I thought about what my mother had said. Maybe faith wasn't something to be attained once I had all the answers. Maybe faith meant acknowledging something bigger than myself, beyond myself; saying I am not all that there is -- a humbling statement for someone accustomed to relying on her own abilities, her own mind. Maybe faith meant trusting in something I couldn't verify, couldn't prove -- hence, faith.
If I couldn't find answers to all of my questions, perhaps the two, the faith and the questions, could coexist side by side. Not despite, but because of, each other.

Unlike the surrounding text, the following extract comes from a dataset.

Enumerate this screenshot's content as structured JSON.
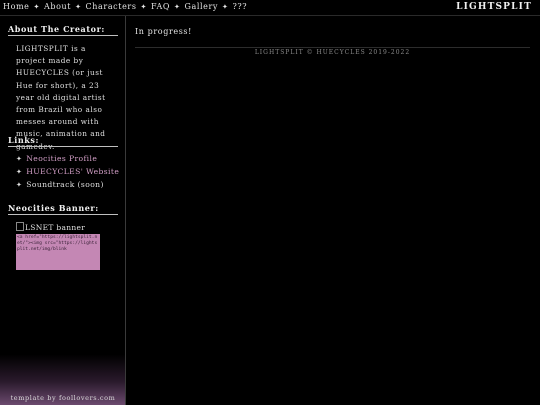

Like most of my great life revelations, the thrill of discovery was slightly diluted by the realization that I was not, in fact, the first person to ever have such an epiphany. It is this exact relationship between faith and questions that the father of an ailing child discovers in one of the Gospel stories, when he cries out to Jesus: "I do believe; help my unbelief." It is this symbiotic pairing of belief and uncertainty that singer/songwriter Michael Card refers to when he asks, "Could it be the questions tell us more than answers ever do?" And it is this complicated mixture that I ultimately chose to embrace, with a conscious decision not to stop asking, but to believe through the questions. Faith and doubt, coexisting, side by side. Faith to make an active, conscious choice to ask questions, hard ones, and still believe.

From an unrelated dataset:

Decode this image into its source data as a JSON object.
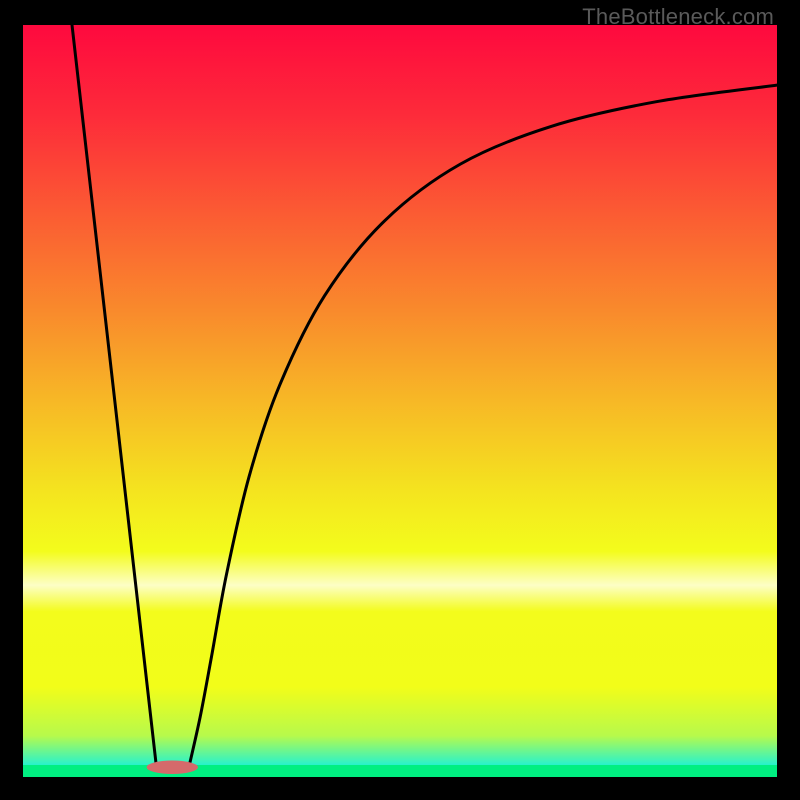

My daughter is held over the baptismal font, and water pours over her head as she is baptized in the name of the Father, the Son, and the Holy Spirit. I read a story once that said in the Middle Ages, superstitious Christians wanted their children to cry at baptism, as proof that the devil was being driven out of their souls. If the superstition has any basis in reality, the devil was fully and completely kicked out of my daughter. She howls as the water meets her skin, and although I know it is a howl of hunger for milk and for mama, I'm tempted to imagine that it also holds a primeval cry of frustration in its depths -- a cry for all that we long to understand, and for all that we never, on this side of eternity, will.
I wish the faith I am passing down to her wasn't so fraught; I wish the tears she sheds at her baptism could be her last. As she sobs, the priest makes the sign of the cross on her forehead: You are sealed by the Holy Spirit in Baptism and marked as Christ's own for ever.
Forever. She is handed back to me, and I cradle her to my chest as we process down the long aisle, back into the narthex where we cuddle and nurse and, for the moment, she has everything she needs.
As she grows in the faith she will doubt, and she will question; but she is sealed as God's own. And I choose to trust that as she asks the questions, her faith -- the faith we pass on to her -- will sustain her every step of the way as it becomes her very own.
"Choose for yourselves this day whom you will serve," the book of Joshua admonishes. "But as for me and my house, we will serve the Lord." I like this declaration of conscious choice. This is the faith of my mothers, yes, but this is also my faith, a faith I have chosen to make my own. A faith I pray my daughter will someday choose as well.
I will never have all the answers. But this I know: as for me and my house, we will serve the Lord.